Theatrical Revolutionaries: Vol. 3 Girish Karnad

"The impact of British theatre led to the separation of the audience from the stage by the proscenium, underscoring the fact that what was being presented was a spectacle free of any ritualistic associations and which therefore expected no direct participation by the audience in it....” (Karnad)

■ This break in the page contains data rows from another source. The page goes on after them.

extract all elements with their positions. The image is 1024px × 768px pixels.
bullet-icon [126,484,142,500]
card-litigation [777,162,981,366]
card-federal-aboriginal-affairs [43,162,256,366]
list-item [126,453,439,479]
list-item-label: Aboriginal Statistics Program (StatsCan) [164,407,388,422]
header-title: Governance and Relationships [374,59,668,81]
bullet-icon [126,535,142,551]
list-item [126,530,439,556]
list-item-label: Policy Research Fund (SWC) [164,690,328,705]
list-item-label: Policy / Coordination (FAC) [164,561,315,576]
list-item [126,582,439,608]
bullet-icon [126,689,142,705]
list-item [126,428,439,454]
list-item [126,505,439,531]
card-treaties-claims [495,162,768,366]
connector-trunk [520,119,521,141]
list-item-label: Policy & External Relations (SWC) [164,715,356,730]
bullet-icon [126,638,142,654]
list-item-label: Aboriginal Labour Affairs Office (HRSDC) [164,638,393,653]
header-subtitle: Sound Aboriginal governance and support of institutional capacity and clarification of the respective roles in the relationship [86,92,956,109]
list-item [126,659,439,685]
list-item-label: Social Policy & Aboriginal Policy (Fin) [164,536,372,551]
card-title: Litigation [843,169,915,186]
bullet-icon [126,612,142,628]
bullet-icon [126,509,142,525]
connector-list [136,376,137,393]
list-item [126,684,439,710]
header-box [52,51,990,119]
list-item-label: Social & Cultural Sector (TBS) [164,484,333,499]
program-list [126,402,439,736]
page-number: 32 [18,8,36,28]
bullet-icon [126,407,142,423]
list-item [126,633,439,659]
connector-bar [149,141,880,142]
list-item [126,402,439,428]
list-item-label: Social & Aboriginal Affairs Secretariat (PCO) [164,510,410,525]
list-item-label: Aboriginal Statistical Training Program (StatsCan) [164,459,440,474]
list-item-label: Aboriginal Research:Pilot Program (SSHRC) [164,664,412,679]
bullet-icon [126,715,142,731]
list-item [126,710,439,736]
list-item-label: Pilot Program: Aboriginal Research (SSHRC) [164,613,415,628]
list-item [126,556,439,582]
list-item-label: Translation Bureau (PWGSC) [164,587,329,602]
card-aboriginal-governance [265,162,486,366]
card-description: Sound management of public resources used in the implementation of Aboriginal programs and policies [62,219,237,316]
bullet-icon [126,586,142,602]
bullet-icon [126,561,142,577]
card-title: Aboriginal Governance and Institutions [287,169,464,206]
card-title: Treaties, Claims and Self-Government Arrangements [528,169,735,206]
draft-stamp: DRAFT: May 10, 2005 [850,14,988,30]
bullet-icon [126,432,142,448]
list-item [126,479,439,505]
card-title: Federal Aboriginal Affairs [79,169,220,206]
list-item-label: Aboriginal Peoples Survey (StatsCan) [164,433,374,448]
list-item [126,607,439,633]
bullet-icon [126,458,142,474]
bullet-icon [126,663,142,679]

Karnad’s theatre is hybrid theatre. With two folk beliefs and a folktale Karnad puts Naga-Mandala on the proscenium. He incorporates some of the folk theatre techniques such as songs, dances, metamorphosis of the animal into human and so on. Folklore reflects traits of the people, the impact of the environment, the means of amusement, customs, rituals, mannerisms, social structure, pattern of life of a particular folk group and collective memory. Assimilating these elements into Naga Mandala, Girish Karnad indulges in a certain mythopoeic act. After the independence from British rule, when Indian theatre was struggling to find its roots and a quest for an Indian voice was imminent after years of erasure of the Indian idiom of representation, Girish Karnad was one of the playwrights to create a theatre that spoke to the Indian psyche shaking off the cultural amnesia through years of colonization of the mind.

 

Naga Mandala is not only stylistically a challenge to the British literary hegemony but also subverts patriarchal and sexual mores.

 

Method : A close reading of the dramatic text with analysis of terms, socio-economic and cultural context, caste, and Indian milieu.